月光の宴



「……は? 月が見たい?」


普段から突拍子もない事を言い出す、何を考えているのか分からない。
そんなやや天然な彼女の言葉は、今日も私を戸惑わせた。


「はい。どうしても明日、見たいんです。」
「どうして月? 何故に明日?」
「ここ最近は、昼間にしか地上に行っていないのですもの。たまには夜の地上にも行きたいです。」
「別に明日じゃなくても良いじゃないですか。明日に拘る理由は?」


嫋やかで控えめで大人しい。
そんなアルクスながら、こうと決めた事は絶対に譲らない頑固さも併せ持つ。
今更、私がどうこう言おうと、彼女が既に決めているのなら覆らないのだろうが、それでも理由も聞かずに承諾は出来ないというもの。
少々しつこく粘っこいとは自分でも思いながら、私は天然街道まっしぐらなアルクスを詰問した。
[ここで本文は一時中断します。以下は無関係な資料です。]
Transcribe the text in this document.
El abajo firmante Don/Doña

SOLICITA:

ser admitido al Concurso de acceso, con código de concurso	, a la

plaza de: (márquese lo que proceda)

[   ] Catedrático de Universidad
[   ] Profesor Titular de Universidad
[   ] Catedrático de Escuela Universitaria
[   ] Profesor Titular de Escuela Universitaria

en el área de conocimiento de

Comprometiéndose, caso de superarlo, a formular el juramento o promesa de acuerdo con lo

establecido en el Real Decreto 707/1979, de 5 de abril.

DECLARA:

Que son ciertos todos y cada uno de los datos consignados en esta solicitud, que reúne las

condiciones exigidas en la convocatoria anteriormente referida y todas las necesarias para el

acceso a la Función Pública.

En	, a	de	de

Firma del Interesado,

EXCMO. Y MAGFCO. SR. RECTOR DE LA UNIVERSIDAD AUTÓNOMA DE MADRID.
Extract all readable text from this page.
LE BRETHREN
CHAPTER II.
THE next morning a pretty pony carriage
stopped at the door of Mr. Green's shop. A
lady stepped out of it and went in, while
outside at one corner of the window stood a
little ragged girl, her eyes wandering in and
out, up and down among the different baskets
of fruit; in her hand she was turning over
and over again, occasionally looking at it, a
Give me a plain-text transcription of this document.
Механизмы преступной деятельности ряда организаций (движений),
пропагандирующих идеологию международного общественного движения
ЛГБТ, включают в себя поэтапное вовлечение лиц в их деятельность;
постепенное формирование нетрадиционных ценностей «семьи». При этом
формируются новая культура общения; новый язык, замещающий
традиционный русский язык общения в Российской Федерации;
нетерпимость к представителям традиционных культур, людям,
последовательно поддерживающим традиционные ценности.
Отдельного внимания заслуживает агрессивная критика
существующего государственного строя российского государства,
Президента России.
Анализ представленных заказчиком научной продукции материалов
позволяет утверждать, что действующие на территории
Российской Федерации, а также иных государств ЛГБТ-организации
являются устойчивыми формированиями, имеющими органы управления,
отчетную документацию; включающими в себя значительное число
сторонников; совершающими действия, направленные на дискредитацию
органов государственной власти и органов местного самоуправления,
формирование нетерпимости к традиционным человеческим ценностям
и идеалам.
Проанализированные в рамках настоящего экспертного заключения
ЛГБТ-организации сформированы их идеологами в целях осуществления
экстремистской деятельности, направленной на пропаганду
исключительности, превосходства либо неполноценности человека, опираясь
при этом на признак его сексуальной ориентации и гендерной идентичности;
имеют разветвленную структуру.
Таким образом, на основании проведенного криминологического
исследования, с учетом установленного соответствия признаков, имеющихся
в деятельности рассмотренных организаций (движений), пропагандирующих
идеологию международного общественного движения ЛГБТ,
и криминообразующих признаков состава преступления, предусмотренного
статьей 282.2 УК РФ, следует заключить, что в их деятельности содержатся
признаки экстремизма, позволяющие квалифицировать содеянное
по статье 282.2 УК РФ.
「明日のギリシャは晴天だそうです。明後日は曇りらしいので、明日がベストです。」
「ギリシャじゃなければならない理由でも? 月が見たいのなら、晴れている場所を探して地上に出れば良いではないですか。明日とギリシャ、どちらも取る必要があるとは、私には思えませんけれどね。」
「でも、明日が良いのです。ギリシャが良いのです。」


眉尻と目尻を同じだけ下げたアルクスが、懇願するように私の目を覗き込む。
あぁ、結局は、そうなる。
私は、この顔に滅法弱い。
あと少し責めれば泣き出しそうな彼女の表情に。
私は大きな溜息を吐いた。


「良いでしょう。明日は月見にでも行きましょうか。」
「本当ですか、ミーノス様?」
「私は貴女を苛める気もなければ、泣かせたい訳でもないのです。ただ納得出来ない事を、そのまま受け入れるのが癪なだけですよ。」
「ふふ、良かったぁ。」


パアアと分かり易く破顔したアルクスは、泣きそうだったのが嘘のように、鼻歌混じりに部屋を出て行った。
聖域から冥界へと移り住んで、まだ一年程の彼女。
地上への郷愁、懐かしい景色への渇望も湧いてくる頃だろう。
これといった理由も見当たらず、突拍子もない思い付きでも、アルクスの行動ならば可愛いものだ。
私は大きく息を吐き、手にしていた本の続きに戻った。



***



翌日は、アルクスの言う通りに見事な晴天になったようで。
私達が地上へと出て行った頃には、既に真っ暗になった空に、沢山の星が瞬いていた。


「ほら、見てください。」
「あぁ。これは確かに……、美しいですねぇ。」


夜の海は黒く染まり、空との境界線を無くした景色の真ん中に、丸々と肥え太った満月が、鈍い光を放っている。
その存在感、その堂々たる姿には、目を見張るものがあった。


「……で、どうして貴女は折角の夜空を眺めずに、私の顔ばかり見ているのです?」
「だって、それが目当てだったのですもの。」


人気のない静かな海岸。
持参したクッションの上に座り込み、だが、これだけ美しい満月も星空も眺めずに、隣に座る私の横顔ばかり見つめているアルクス。


「目当て?」
「はい。ミーノス様の表情とか、綺麗な髪色とか。その全体的な雰囲気が、月光の下で見たら、きっと美しいんだろうなと……。思った通りに満月に素敵に映えて、惚れ惚れとしてしまいました。」
「似合いますか。私と月が。」
「はい、とっても。」


予想外の言葉に面食らう私と、ニコニコと嬉しそうなアルクス。
夜に輝く月と、黄泉の世界に生きる私と。
共に在る筈のないものを同時に眺め見て、彼女は感嘆の溜息を吐く。
光のない世界で妖しく光る冥衣こそ、私に一番似合うものだと思っていた。
だが、地上から降りてきたアルクスは、我々とは異なる目を持って、周りを見る事が出来るのだ。
それは何より貴重な感性だった。


「貴女は本当に面白い女性ですね。」
「そうですか?」
「そうですよ。」


月光に揺れる髪をクシャッと撫でた。
心地良さげに目を細め、腕を絡めてくるアルクス。
この私が、地底深い冥界世界の住民である私が、こうして愛しい人と共に過ごせる喜びを噛み締める事が出来るとは。
ふわりと温かな気持ちが胸を浚い、私はその狭い額に唇を押し付けたのだった。



鈍い光の下、寄り添う二つの影



‐end‐





ミーノス様、お誕生日おめでとう御座いました(遅っ;)
そして、サイトも九年目。
これからもノンビリほわほわとマイペースに頑張ります。